Some of this increase in the average age of residents appears to be attributable to the aging-in-place of persons with psychiatric disorders. Although nearly a third of the residents reported having a mental, emotional, or nervous condition, and 11 percent had a diagnosis of mental retardation/developmental disabilities, only 22 percent of the residents were age 18 to 64.
6.3.1 Use of Psychotropic Medication
Although State licensure often prohibits the administration of medications in board and care, Dittmar and colleagues report that 43 percent of residents needed assistance in taking medications and that 34 percent were taking one or more psychotropic medications, with 50 percent of those on medications taking antipsychotic tranquilizers. Mor et al. (1986) reported that 23 percent of the older residents were taking an antipsychotic agent, 10 percent were taking a tranquilizer, and 9 percent were taking an antidepressant. Fully 32 percent of respondents were taking either an antipsychotic agent or a tranquilizer. Prior history of mental illness was related to taking psychotropic medication (61 vs. 20 percent), and those in large homes were more likely to be taking a psychotropic medication than were similar residents in small homes.

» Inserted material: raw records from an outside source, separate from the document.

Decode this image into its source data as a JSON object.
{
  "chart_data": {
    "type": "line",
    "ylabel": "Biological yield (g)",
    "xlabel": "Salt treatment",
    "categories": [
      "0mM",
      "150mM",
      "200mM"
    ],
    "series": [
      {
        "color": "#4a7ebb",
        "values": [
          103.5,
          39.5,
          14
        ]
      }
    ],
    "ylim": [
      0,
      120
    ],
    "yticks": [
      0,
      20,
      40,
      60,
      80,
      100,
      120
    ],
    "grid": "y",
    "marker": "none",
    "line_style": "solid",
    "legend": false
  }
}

|EXHIBIT 6-4. Comparison of Health and Functional Status of Board and Care Residents: Results of Three Studies|
|Health and Functional Status|| Total Population (%)
| DRIa Study (%)
| SSAb Study (%)
|Moderate to severe cognitive impairment||40||30 confused||24|
|Mental retarded/developmental disability||11||11||NA|
|Received help in bathing||45||27||NA|
|Received help with medications||75||43||71|
|NA = Not available.
Given the level of confusion and disorientation among the board and care residents in our study, the ability of staff to assist residents properly with medications is an important aspect of care and services, especially since residents appear to take as many as 5.6 medications, many of which are prescribed PRN and thus may require staff to make therapeutic decisions (Hartzema et a., 1985).